Labor calls PM’s bank deal ‘a lettuce leaf’
OPPOSITION leader Bill Shorten has rubbished as "weak and pathetic" the prime minister's attempt to hold the banks to account.
On Thursday, angry that the big banks had not passed on the 0.25 basis points interest rate cut in full, the prime minister announced they would be required to face the Economics Committee once a year to give an account of how they run their affairs.
But on Friday Mr Shorten insisted the measures were not significant enough to ensure the Australian people were getting the best deal possible.
"Mr Turnbull yesterday flogged the banks with a wet lettuce leaf," he said.
"Having been humiliated previously, the previous day, by being ignored by the big banks who he's been running a protection racket for, by not offering and proposing a royal commission, which the Australian people want, into our banks.
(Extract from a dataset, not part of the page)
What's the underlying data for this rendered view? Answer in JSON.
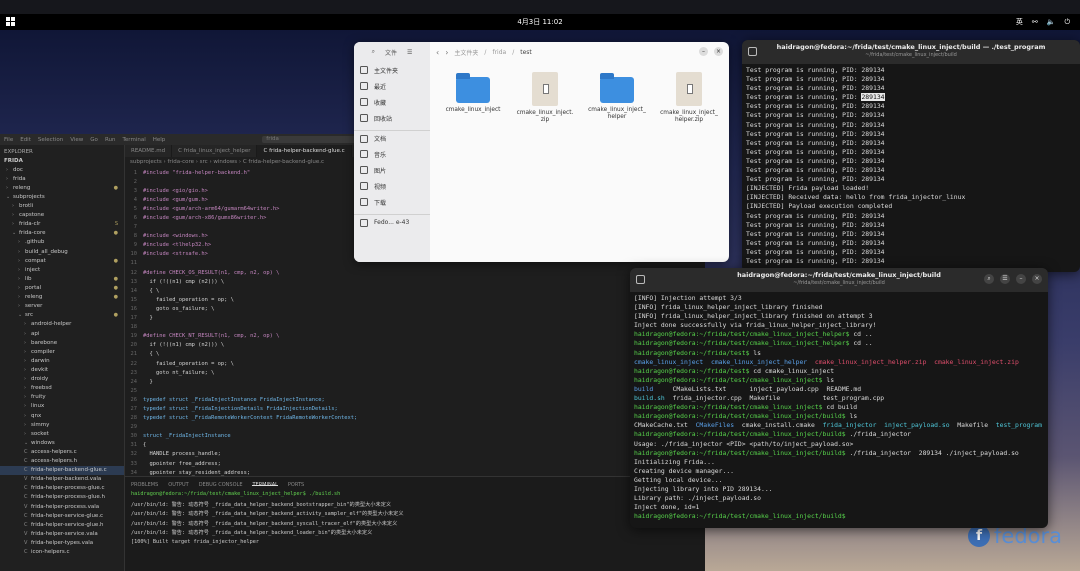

"He comes up with this con job where he says that he will invite the banks to come down once a year to Parliament to explain their conduct. If this strategy was already going to work, it would have worked, because periodically the banks do come down in front of these inquiries."
But Mr Turnbull defended his position on breakfast radio on Friday, saying banks needed to earn confidence and forcing them to explain their actions would indeed make them accountable.
"Members of the committee will be able to raise issues, they might be issues that have arisen at the time or longer-term issues and of course this accountability means that when banks decide not to pass on the full extent of an interest rate cut from the Reserve Bank - they will know that they are going to have to explain themselves in the full glare of a public parliamentary committee room," Mr Turnbull said.
Despite well-publicised record profits, the big four banks say their hands are tied and although they would like to pass on cuts in full, they are restricted by elevated wholesale funding costs and higher regularity capital costs.